Review: Darwin's Big Idea Exhibition
- Jo Clement
- Sep 12, 2009
- 2 min read
Recently at the 'Darwin: Big Idea' exhibition I was faced with some other dinosaurs. Draped in black fabrics, the setting was as dour and bleak as many people see the Victorian period. From this darkness shone Darwin's personal letters and the animal specimens he spent so many years collecting.
Two floreana mockingbirds were presented on a plush purple cushion. To the unknowing eye these are simple dead birds. To the knowing eye, monarchs of this exhibit. Their bodies stand as a testament to collecting and learning from animals.
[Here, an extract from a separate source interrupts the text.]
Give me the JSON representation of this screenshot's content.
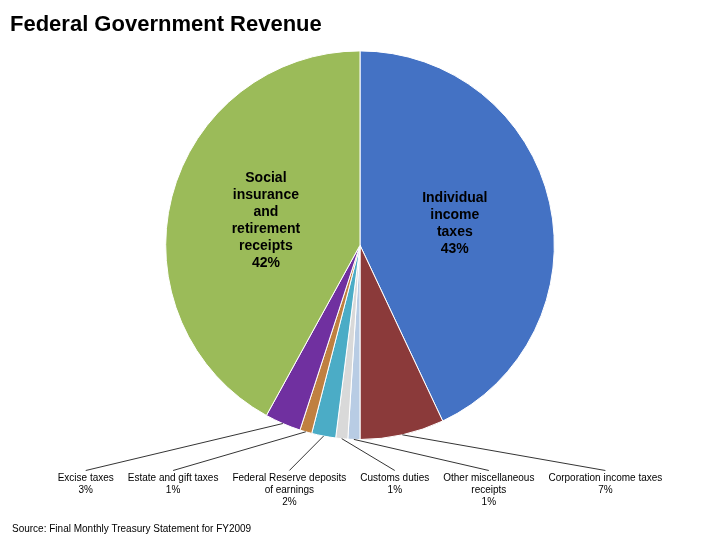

By examining the beaks of the finches, Darwin (along with consultation with ornithologists) discovered his theory of adaptation.

But they also remind us of the problematic connection between natural history and colonialism. When Darwin made his incredible discovery, for instance, it is often omitted that the HMS Beagle on which he sailed made its voyage with the intention to gain stronger British control over the peoples and land of South America, the Falklands and Galápagos. As part of wider global domination, the voyage of the Beagle involved surveys, the anglicized naming of places and control. The expedition was not for all human betterment - some being deemed savages by Darwin himself - but the betterment of certain humans.

It's a tough cookie to swallow when one of your favourite hobbies is to visit natural history museums and get close to these collections, the very creatures, objects and documentation once held by people in the past to better understand their present.